- Born: Glen Percy Raymond Glenn November 25, 1907 Chipman, New Brunswick, Canada
- Died: August 21, 1960 (aged 52) between Chipman and Minto, New Brunswick, Canada
- Occupation: Sound recordist
- Spouse: Mary Helen McCorkle (1954–1960; their death)
- Children: 4

= Glen Glenn (sound engineer) =

Canadian-American sound engineer (1907–1960)

Glen Percy Raymond Glenn (November 25, 1907 - August 21, 1960) was a Canadian-American sound engineer who settled in Los Angeles during the 1930s to pursue a career in movies.

==Biography==

He was born in Chipman, New Brunswick, Canada, to parents Lionel Glenn and Adella Clarke. He immigrated to America in 1926. He settled in New York and became an electrical engineer. He went to Los Angeles in 1931.

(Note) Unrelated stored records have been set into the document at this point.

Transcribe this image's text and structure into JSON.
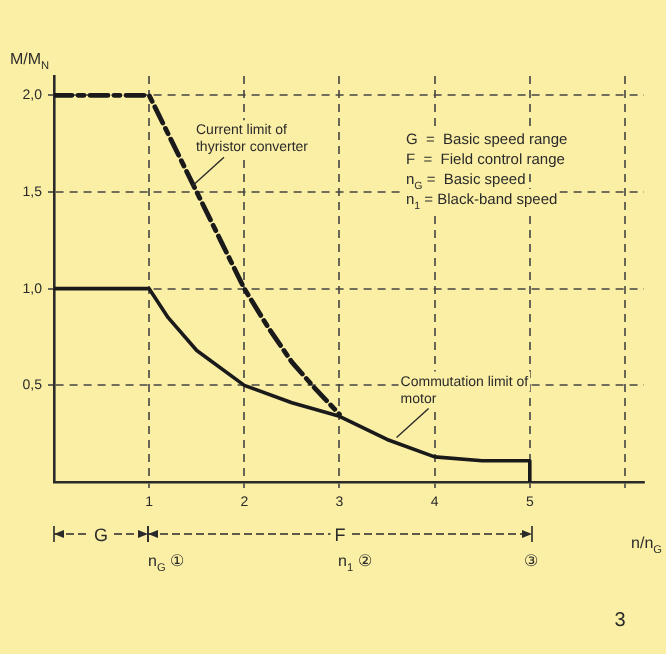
{
  "chart_data": {
    "type": "line",
    "xlabel": "n/n$_{G}$",
    "ylabel": "M/M$_{N}$",
    "xlim": [
      0,
      6.2
    ],
    "ylim": [
      0,
      2.1
    ],
    "xticks": [
      1,
      2,
      3,
      4,
      5,
      {
        "value": 6,
        "label": null
      }
    ],
    "yticks": [
      {
        "value": 0.5,
        "label": "0,5"
      },
      {
        "value": 1,
        "label": "1,0"
      },
      {
        "value": 1.5,
        "label": "1,5"
      },
      {
        "value": 2,
        "label": "2,0"
      }
    ],
    "grid": true,
    "legend": false,
    "marker": "none",
    "series": [
      {
        "color": "#1a1a1a",
        "line_style": "dashed",
        "x": [
          0,
          1,
          1.25,
          1.5,
          1.75,
          2,
          2.25,
          2.5,
          2.75,
          3
        ],
        "values": [
          2,
          2,
          1.75,
          1.5,
          1.25,
          1,
          0.8,
          0.62,
          0.48,
          0.35
        ]
      },
      {
        "color": "#1a1a1a",
        "line_style": "solid",
        "x": [
          0,
          1,
          1.2,
          1.5,
          2,
          2.5,
          3,
          3.5,
          4,
          4.5,
          5,
          5
        ],
        "values": [
          1,
          1,
          0.85,
          0.68,
          0.5,
          0.41,
          0.34,
          0.22,
          0.13,
          0.11,
          0.11,
          0
        ]
      }
    ],
    "annotations": [
      {
        "text": "Current limit of thyristor converter",
        "x": 1.45,
        "y": 1.53
      },
      {
        "text": "Commutation limit of motor",
        "x": 3.6,
        "y": 0.23
      },
      "G  =  Basic speed range",
      "F  =  Field control range",
      "n$_{G}$ =  Basic speed",
      "n$_{1}$ = Black-band speed",
      "G",
      "F",
      "n$_{G}$ ①",
      "n$_{1}$ ②",
      "③",
      "3"
    ]
  }
}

Glenn was known for his involvement in the sound department of more than 300 movies and television shows. Some include the 1942 movie The Corpse Vanishes, the 1950s television shows I Love Lucy, The Millionaire, and The Life and Legend of Wyatt Earp. Glenn also co-founded the Glen Glenn Sound Company in 1937 with fellow engineer Harry Eckles. Glen Glenn Sound recorded for Monogram Studios in the 1940s,and eventually worked on the soundtracks of more than 20,000 motion pictures and television shows. The company was acquired by the audio post production company Todd-AO in 1986.

==Death==

Glenn and his wife Mary Helen were both killed on August 21, 1960, in an automobile accident while vacationing in New Brunswick, Canada. Their car plunged off of a high dirt road and landed in the water of the Newcastle Creek in Queens County, New Brunswick, Canada. Glenn was 52 years old.

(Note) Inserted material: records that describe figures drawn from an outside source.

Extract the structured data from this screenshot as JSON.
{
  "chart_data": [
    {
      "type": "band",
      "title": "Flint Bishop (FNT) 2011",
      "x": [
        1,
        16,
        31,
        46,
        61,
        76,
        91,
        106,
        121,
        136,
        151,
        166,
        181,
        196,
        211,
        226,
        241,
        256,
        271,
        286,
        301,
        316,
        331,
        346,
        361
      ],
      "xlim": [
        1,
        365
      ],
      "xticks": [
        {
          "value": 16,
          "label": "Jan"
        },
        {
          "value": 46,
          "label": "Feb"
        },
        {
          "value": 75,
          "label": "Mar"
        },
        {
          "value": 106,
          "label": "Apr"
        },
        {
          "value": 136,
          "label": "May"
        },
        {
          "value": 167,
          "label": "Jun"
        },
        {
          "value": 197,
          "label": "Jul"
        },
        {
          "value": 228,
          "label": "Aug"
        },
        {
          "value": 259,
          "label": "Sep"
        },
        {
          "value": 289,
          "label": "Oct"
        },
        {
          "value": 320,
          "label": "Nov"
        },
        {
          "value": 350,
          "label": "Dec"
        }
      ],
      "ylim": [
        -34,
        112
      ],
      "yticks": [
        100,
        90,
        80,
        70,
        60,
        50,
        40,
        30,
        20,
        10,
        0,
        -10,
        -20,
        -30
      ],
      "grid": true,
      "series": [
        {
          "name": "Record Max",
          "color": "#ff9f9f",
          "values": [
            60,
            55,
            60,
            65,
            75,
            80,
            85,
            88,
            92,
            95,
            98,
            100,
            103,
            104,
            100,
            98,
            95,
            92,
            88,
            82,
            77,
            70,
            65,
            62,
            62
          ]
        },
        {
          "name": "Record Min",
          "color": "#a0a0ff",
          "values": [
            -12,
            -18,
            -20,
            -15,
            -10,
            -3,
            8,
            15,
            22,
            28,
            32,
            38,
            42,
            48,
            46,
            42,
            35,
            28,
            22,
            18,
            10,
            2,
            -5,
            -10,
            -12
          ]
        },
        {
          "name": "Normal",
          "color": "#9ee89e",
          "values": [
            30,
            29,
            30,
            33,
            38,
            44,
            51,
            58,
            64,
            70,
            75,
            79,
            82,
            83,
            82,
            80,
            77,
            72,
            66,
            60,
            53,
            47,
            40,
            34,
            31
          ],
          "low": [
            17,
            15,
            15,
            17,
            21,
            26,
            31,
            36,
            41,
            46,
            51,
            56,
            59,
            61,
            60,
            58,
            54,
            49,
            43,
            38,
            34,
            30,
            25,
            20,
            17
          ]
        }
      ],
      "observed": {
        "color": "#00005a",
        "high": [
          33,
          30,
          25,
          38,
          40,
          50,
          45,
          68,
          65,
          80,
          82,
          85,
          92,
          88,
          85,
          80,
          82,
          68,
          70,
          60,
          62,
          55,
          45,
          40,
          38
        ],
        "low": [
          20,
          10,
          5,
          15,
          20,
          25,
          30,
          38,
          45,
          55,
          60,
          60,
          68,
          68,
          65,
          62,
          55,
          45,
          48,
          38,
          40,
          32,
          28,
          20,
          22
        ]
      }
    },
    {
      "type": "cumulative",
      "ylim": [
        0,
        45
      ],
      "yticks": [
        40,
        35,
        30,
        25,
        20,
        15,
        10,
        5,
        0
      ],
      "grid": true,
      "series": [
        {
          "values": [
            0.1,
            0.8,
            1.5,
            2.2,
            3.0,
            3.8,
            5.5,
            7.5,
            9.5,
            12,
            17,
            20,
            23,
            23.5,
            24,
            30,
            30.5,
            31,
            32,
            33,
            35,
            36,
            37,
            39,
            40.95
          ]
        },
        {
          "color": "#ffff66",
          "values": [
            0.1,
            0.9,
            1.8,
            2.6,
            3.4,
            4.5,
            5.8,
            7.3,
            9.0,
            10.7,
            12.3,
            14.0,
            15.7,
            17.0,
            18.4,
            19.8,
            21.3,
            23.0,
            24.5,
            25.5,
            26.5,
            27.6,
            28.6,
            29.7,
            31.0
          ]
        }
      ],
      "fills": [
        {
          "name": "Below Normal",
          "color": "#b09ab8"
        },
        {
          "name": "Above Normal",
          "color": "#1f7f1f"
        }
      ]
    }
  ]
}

Glenn was survived by four children: Molly, Deanna, John David and James Lionel. Glen and Mary Helen have 6 grandchildren: Heather Taylor Dankowski, Glen Taylor, Robert Moore, Bruce Moore, Kylie Glenn Jenkins, and Ryan Glenn and nine great-grandchildren: Sarah, Melanie, Emily, Ian, Evan, Glenn, Megan, Jack, and Dean.

Glenn and his wife are buried in unmarked graves at Green Hills Memorial Park in Rancho Palos Verdes, California.